LaSalle Bank N.A. v Oberstein
2017 NY Slip Op 00462 [146 AD3d 945]
January 25, 2017
Appellate Division, Second Department
Published by New York State Law Reporting Bureau pursuant to Judiciary Law § 431.
As corrected through Wednesday, March 1, 2017


[*1]
 LaSalle Bank National Association, as Trustee for Certificate Holders of EMC Mortgage Loan Trust 2005-A, Mortgage Loan Pass-Through Certificates, Series 2005-A, Respondent,
v
Michael R. Oberstein et al., Defendants, and Sperry Associates Federal Credit Union, Appellant.

Scott A. Rosenberg, P.C., Garden City Park, NY (Kenneth J. Pagliughi of counsel), for appellant.

Eckert Seamans Cherin & Mellott, LLC, White Plains, NY (Kenneth J. Flickinger of counsel), for respondent.

In an action to foreclose a mortgage, the defendant Sperry Associates Federal Credit Union appeals from an order of the Supreme Court, Nassau County (Adams, J.), entered January 13, 2014, which denied its motion pursuant to CPLR 5015 (a) (3) to vacate a judgment of foreclosure and sale of the same court dated June 1, 2010, entered upon its failure to answer the complaint, and for leave to serve a late answer.

Ordered that the order is affirmed, with costs.

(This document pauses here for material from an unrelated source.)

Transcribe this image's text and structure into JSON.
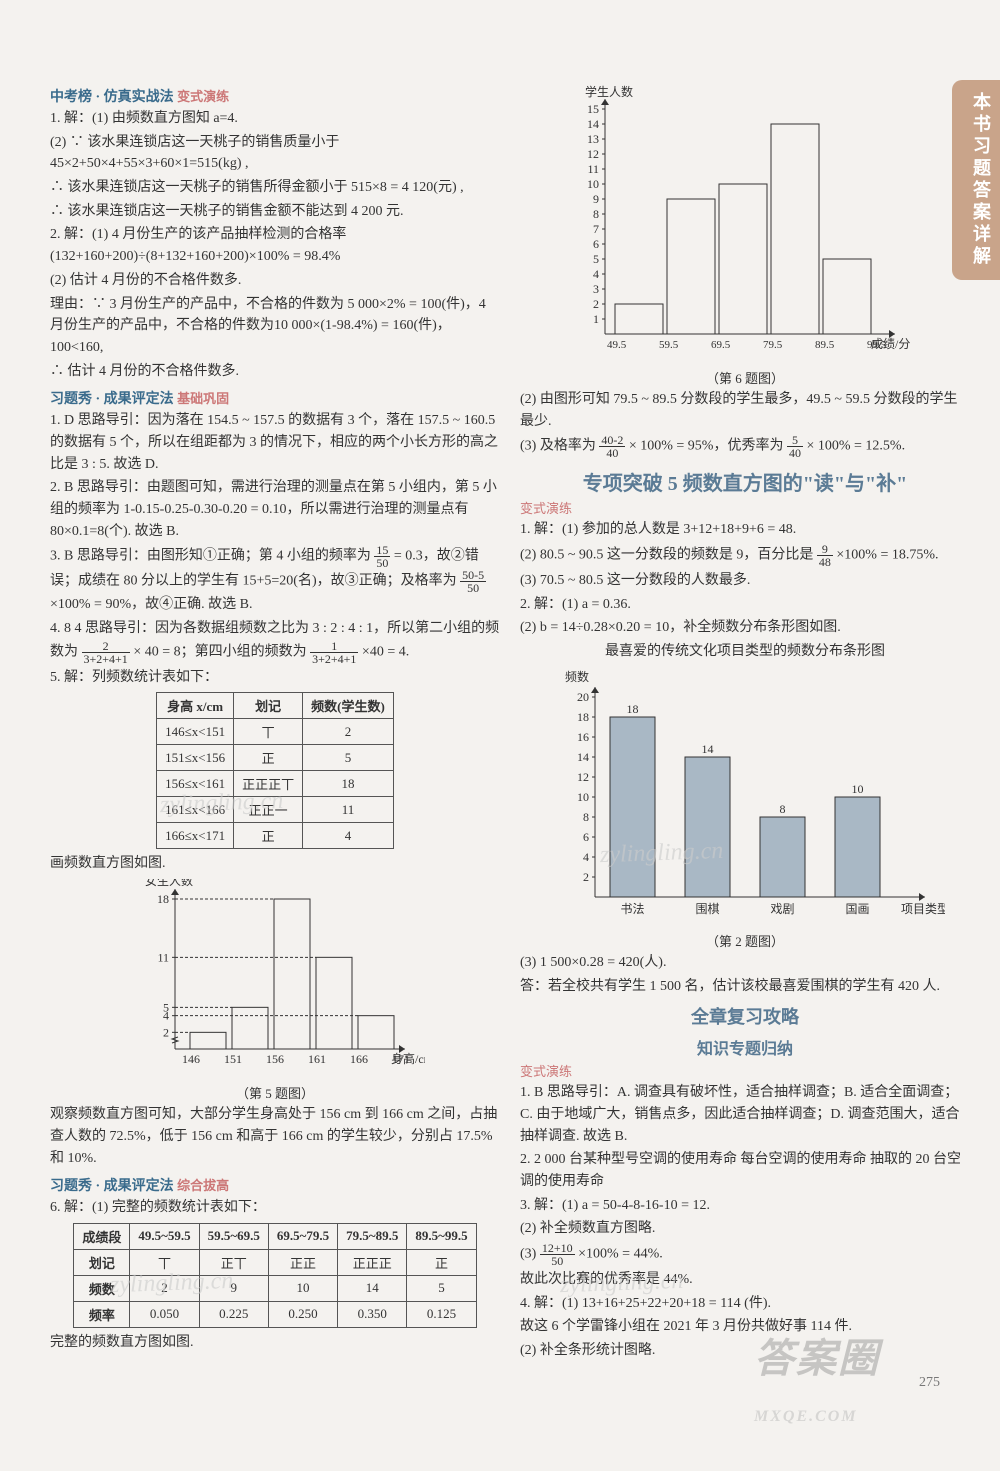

The Supreme Court properly denied the appellant's motion pursuant to CPLR 5015 (a) (3) to vacate a judgment of foreclosure and sale entered upon its default in answering. Under the circumstances of this case, the appellant failed to move for relief pursuant to CPLR 5015 (a) (3) within a reasonable time after entry of the judgment (see Fishkin, Pugach & Finkelstein, P.C. v Biggio, 128 AD3d 1006 [2015]; Empire State Conglomerates v Mahbur, 105 AD3d 898 [2013]; Bank of N.Y. v Stradford, 55 AD3d 765 [2008]; Aames Capital Corp. v Davidsohn, 24 AD3d 474 [2005]). In any event, the appellant failed to demonstrate a reasonable excuse for the default, which is required when a CPLR 5015 (a) (3) motion alleges intrinsic fraud, i.e., that the allegations in the complaint are false (see Deutsche Bank Natl. Trust Co. v Karlis, 138 AD3d 915, 916 [2016]; U.S. Bank, N.A. v Peters, 127 AD3d 742, 742-743 [2015]; New Century Mtge. Corp. v Corriette, 117 AD3d 1011, 1012 [2014]), rather than "extrinsic fraud," which is "a fraud practiced in obtaining a judgment such that a party may have been prevented from fully and fairly litigating the matter" (Shaw v Shaw, 97 AD2d 403, 403 [1983]; see U.S. Bank, N.A. v Peters, 127 AD3d at 742-743; Bank of N.Y. v Lagakos, 27 AD3d 678, 679 [2006]; Tamimi v Tamimi, 38 AD2d 197 [1972]). Contrary to the appellant's contention, it failed to demonstrate some device, trick, or deceit that led it to believe that it need not defend the suit (see Empire State Conglomerates v Mahbur, 105 AD3d 898 [2013]; Mortgage Elec. Registration Sys., Inc. v Schotter, 50 AD3d 983 [2008]; Putnam County Natl. Bank of Carmel v Simpson, 204 AD2d 297 [1994]; cf. Avenoso v Avenoso, 266 AD2d 326 [1999]; Shaw v Shaw, 97 AD2d at 403). Moreover, despite the appellant's allegations of improper practices by the plaintiff's agents in unrelated matters, it failed to meet its burden of establishing fraud, [*2]misrepresentation, or other misconduct on the part of the plaintiff in this matter that could warrant vacatur of the default judgment of foreclosure and sale pursuant to CPLR 5015 (a) (3) (see Golden First Bank v Tal, 136 AD3d 974 [2016]; Citimortgage, Inc. v Bustamante, 107 AD3d 752, 753 [2013]).

As the appellant failed to proffer an excuse for failing to answer the complaint, it is unnecessary to consider whether it sufficiently demonstrated the existence of a potentially meritorious defense (see EMC Mtge. Corp. v Toussaint, 136 AD3d 861, 862-863 [2016]). Leventhal, J.P., Chambers, Austin and LaSalle, JJ., concur.